# First Venison Quarters - Done, update, with Qview



## okbeard1 (Jun 27, 2010)

Well....a relative newbie (attempting to do too much, probably!) starting the day with two venison quarters in the MES.  I read through the threads and took a little of what I wanted and then also what the "family" is telling me to do, so we'll see how it finishes.

I'm attempting my first upload with pics - so here is what is started and more updates to come .... (also doing a boar ham)








After one hour - added bacon







When I got home from church - pulled it out (as afraid it had gone too long)







Couldn't wait to sample it (of course!) - so here is the two slices I tested, minus a bite, lol.  It is now resting, wrapped in foil, wrapped in a towel, in a cooler.







Definitely a do it again, already.  I simply used garlic power, herbs de provence, coarse ground black powder, paprika, and a small amount of cayenne.  You can tell from this picture that it is defintely not too dry.

Smoked with hickory charcoal, with a little cherry and hickory wood.  Total smoke time - 6 hours.  At this point, wouldn't change a thing - will update if I change my mind.


----------



## pineywoods (Jun 27, 2010)

Looks like a great start!!


----------



## rbranstner (Jun 27, 2010)

I hope this turns out great for you. This is one thing that my buddy has wanted me to do but I won't because I can't stand the tallow and connective tissue that is all over between the different cuts of meat. When we butcher our venison we are soo picky to make sure and get all of that stuff out of there. Make sure you let us know how it turns out. Very good idea to put the bacon on the top. It would dry out for sure if you didn't add anything. I can't wait to see how it comes out.


----------



## fftwarren (Jun 27, 2010)

You are going to love it. I would make sure to foil it though cuz dryness is the enemy when doing venison. Soon as its done and you unwrap it, eat up and enjoy because it dries out very fast. But it is really good. give us updates


----------



## rbranstner (Jun 27, 2010)

Looks great. What temp did you take them to?


----------



## mythmaster (Jun 27, 2010)

That looks mighty tasty!  I haven't had venison since I was a kid and my dad brought it home from his hunts.  I should go buy a rifle. 
	

	
	
		
		



		
		
	


	





@rbranster:

It sounds like she just "eyeballed" it without a therm.


----------



## okbeard1 (Jun 27, 2010)

Quote:


rbranstner said:


> I hope this turns out great for you. This is one thing that my buddy has wanted me to do but I won't because I can't stand the tallow and connective tissue that is all over between the different cuts of meat. When we butcher our venison we are soo picky to make sure and get all of that stuff out of there. Make sure you let us know how it turns out. Very good idea to put the bacon on the top. It would dry out for sure if you didn't add anything. I can't wait to see how it comes out.

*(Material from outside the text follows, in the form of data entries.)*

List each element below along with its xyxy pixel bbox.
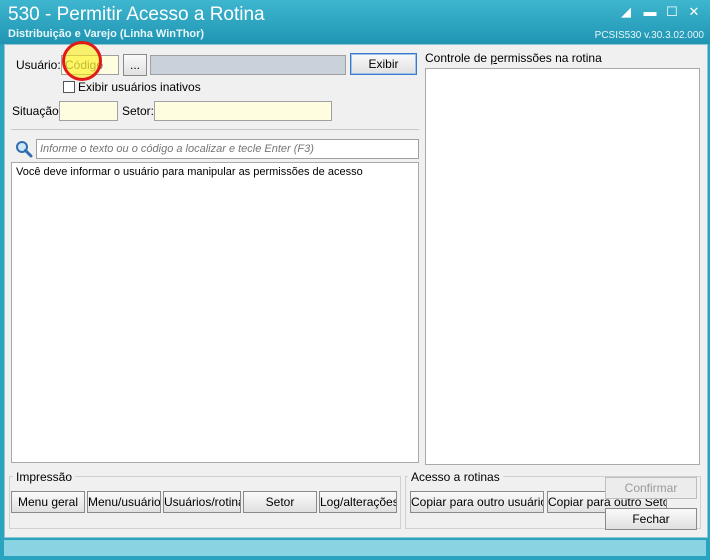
close-icon[interactable]: ✕: [686, 4, 702, 20]
close-button[interactable]: Fechar: [605, 508, 697, 530]
maximize-icon[interactable]: ☐: [664, 4, 680, 20]
search-input[interactable]: [36, 139, 419, 159]
restore-icon[interactable]: ▬: [642, 4, 658, 20]
permissions-tree[interactable]: [425, 68, 700, 465]
copy-to-user-button[interactable]: Copiar para outro usuário: [410, 491, 544, 513]
print-sector-button[interactable]: Setor: [243, 491, 317, 513]
highlight-ring: [62, 41, 102, 81]
print-users-routine-button[interactable]: Usuários/rotina: [163, 491, 241, 513]
user-browse-button[interactable]: ...: [123, 54, 147, 76]
inactive-users-label: Exibir usuários inativos: [78, 80, 201, 94]
main-form: Usuário: ... Exibir Exibir usuários inat…: [4, 41, 708, 538]
access-group-title: Acesso a rotinas: [408, 470, 503, 484]
show-button-label: Exibir: [368, 57, 399, 71]
sector-label: Setor:: [122, 104, 155, 118]
status-bar: [4, 540, 706, 556]
search-icon: [15, 140, 33, 158]
window-subtitle: Distribuição e Varejo (Linha WinThor): [8, 28, 205, 40]
confirm-button[interactable]: Confirmar: [605, 477, 697, 499]
empty-message: Você deve informar o usuário para manipu…: [16, 166, 363, 178]
user-name-field: [150, 55, 346, 75]
title-bar: 530 - Permitir Acesso a Rotina Distribui…: [0, 0, 710, 44]
situation-input[interactable]: [59, 101, 118, 121]
print-menu-general-button[interactable]: Menu geral: [11, 491, 85, 513]
user-label: Usuário:: [16, 58, 61, 72]
routines-list[interactable]: Você deve informar o usuário para manipu…: [11, 162, 419, 463]
window-title: 530 - Permitir Acesso a Rotina: [8, 4, 265, 25]
permissions-title: Controle de permissões na rotina: [425, 51, 602, 65]
minimize-icon[interactable]: ◢: [618, 4, 634, 20]
print-menu-user-button[interactable]: Menu/usuário: [87, 491, 161, 513]
show-button[interactable]: Exibir: [350, 53, 417, 75]
print-log-button[interactable]: Log/alterações: [319, 491, 397, 513]
version-label: PCSIS530 v.30.3.02.000: [594, 30, 704, 41]
inactive-users-checkbox[interactable]: [63, 81, 75, 93]
search-icon-graphic: [16, 141, 33, 158]
print-group-title: Impressão: [13, 470, 76, 484]
situation-label: Situação:: [12, 104, 63, 118]
separator: [11, 129, 419, 130]
sector-input[interactable]: [154, 101, 332, 121]
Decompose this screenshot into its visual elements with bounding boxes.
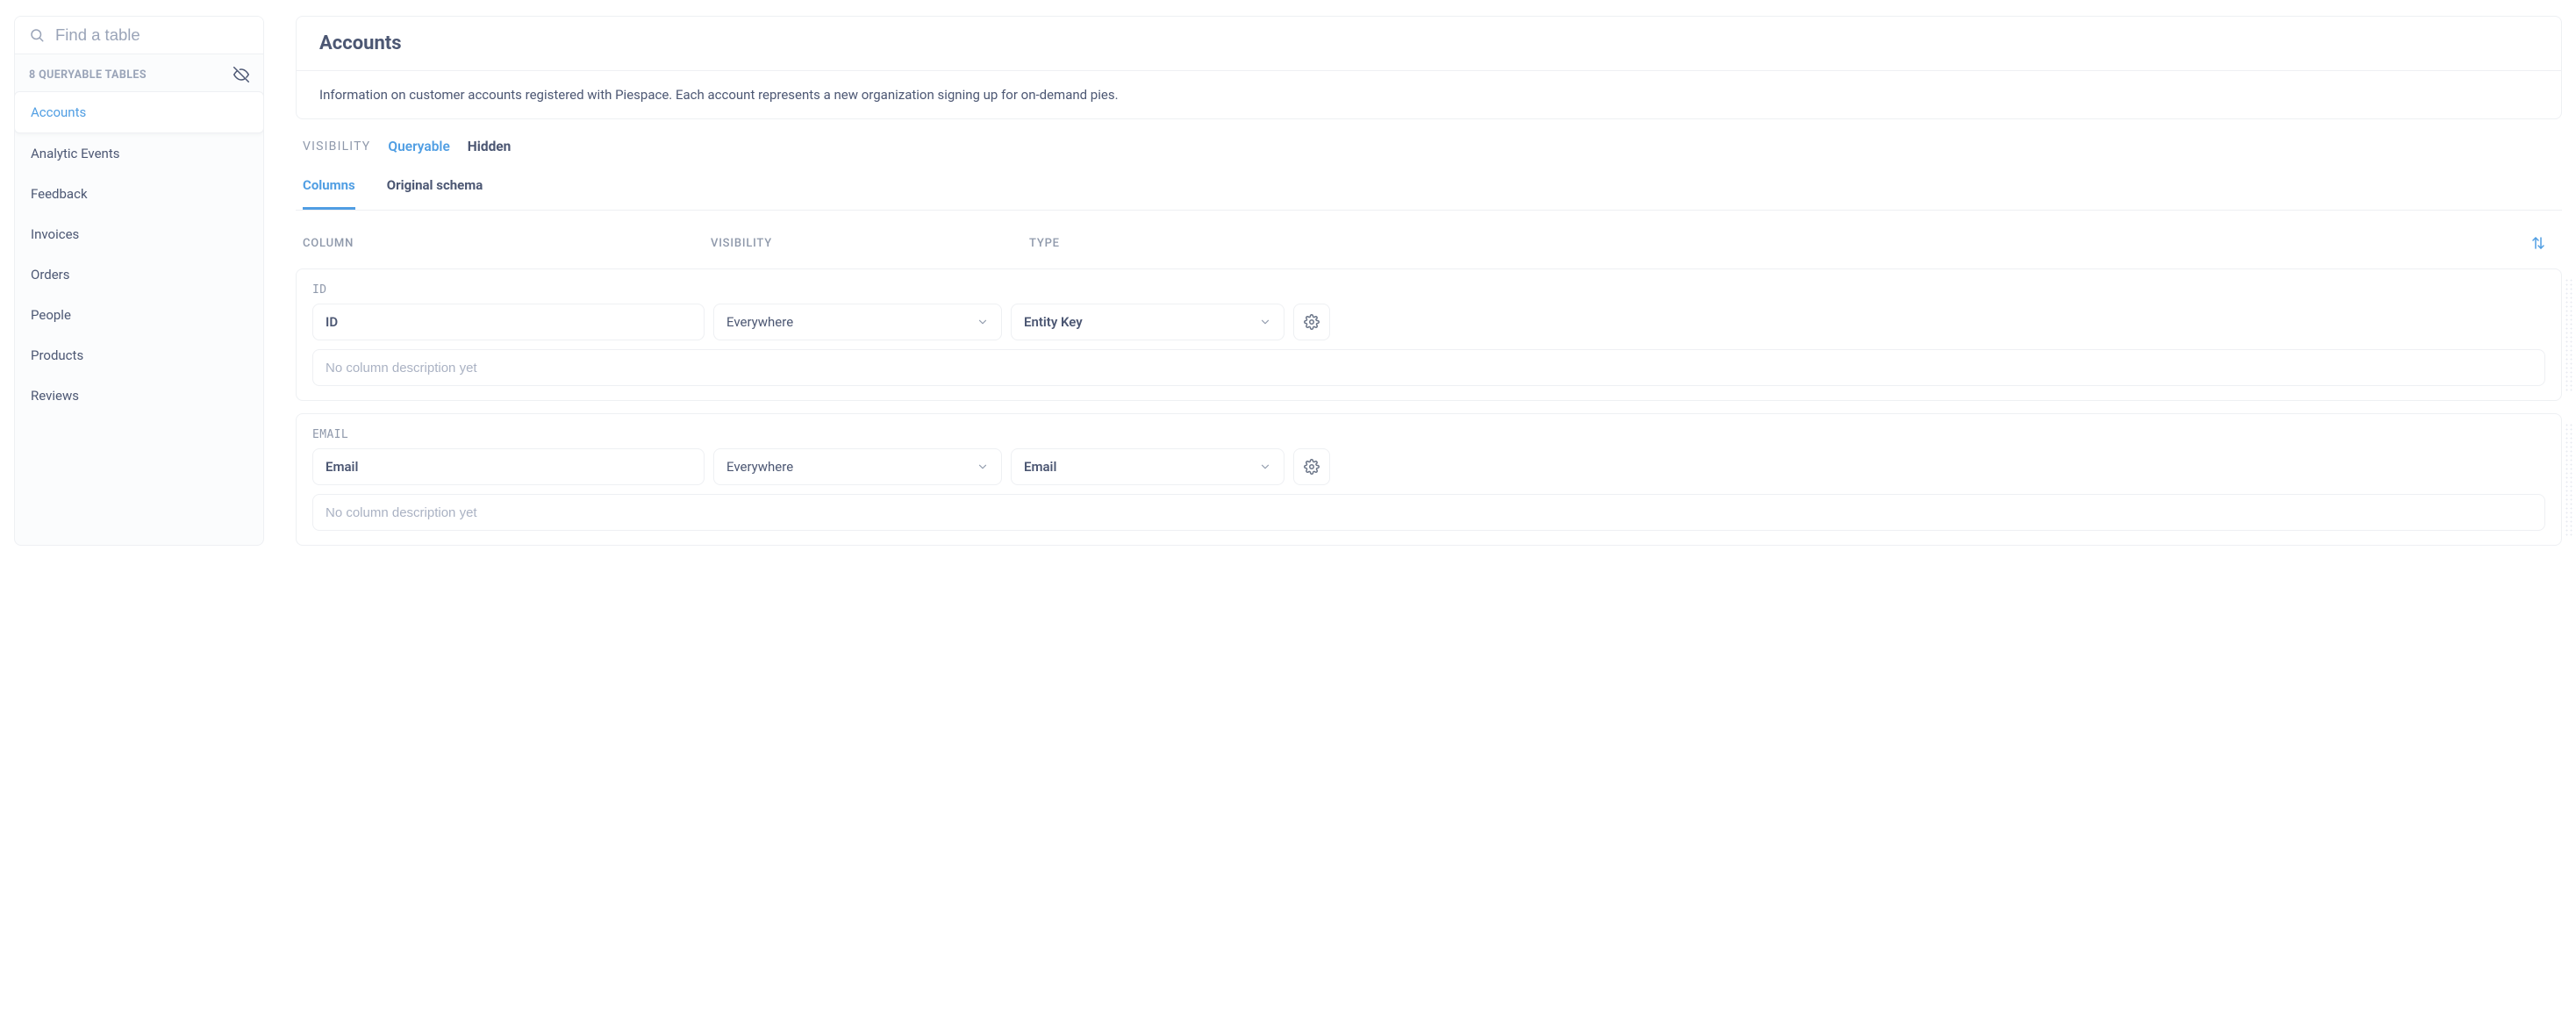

Unfortunately, we didn't process these.  We've always cut them up, since we didn't have a smoker.  One of my husband's friends gave these to use to use up.  I was mortified when I started thawing them yesterday, and found hair (I actually covered them back up and made my husband deal with it).  These will be finger food, so we'll eat around the it at all. 

One year, we had 16 deer cross my kitchen counter to be processed (counting draw hunts and the kids' deer), so we always do our own, but at this point, I'm ready to try anything.  Better to learn on someone else's, if you know what I mean!

As far as temperature, it was 147, had planned on pulling at 140.


----------



## mballi3011 (Jun 27, 2010)

Now Isee why I didn't get to see the venison in your other thread. Well this one looks awesome too. Really nice smoke ring and now it looks pretty darn juicey to me too.


----------



## pineywoods (Jun 27, 2010)

It looks like it came out great nice job


----------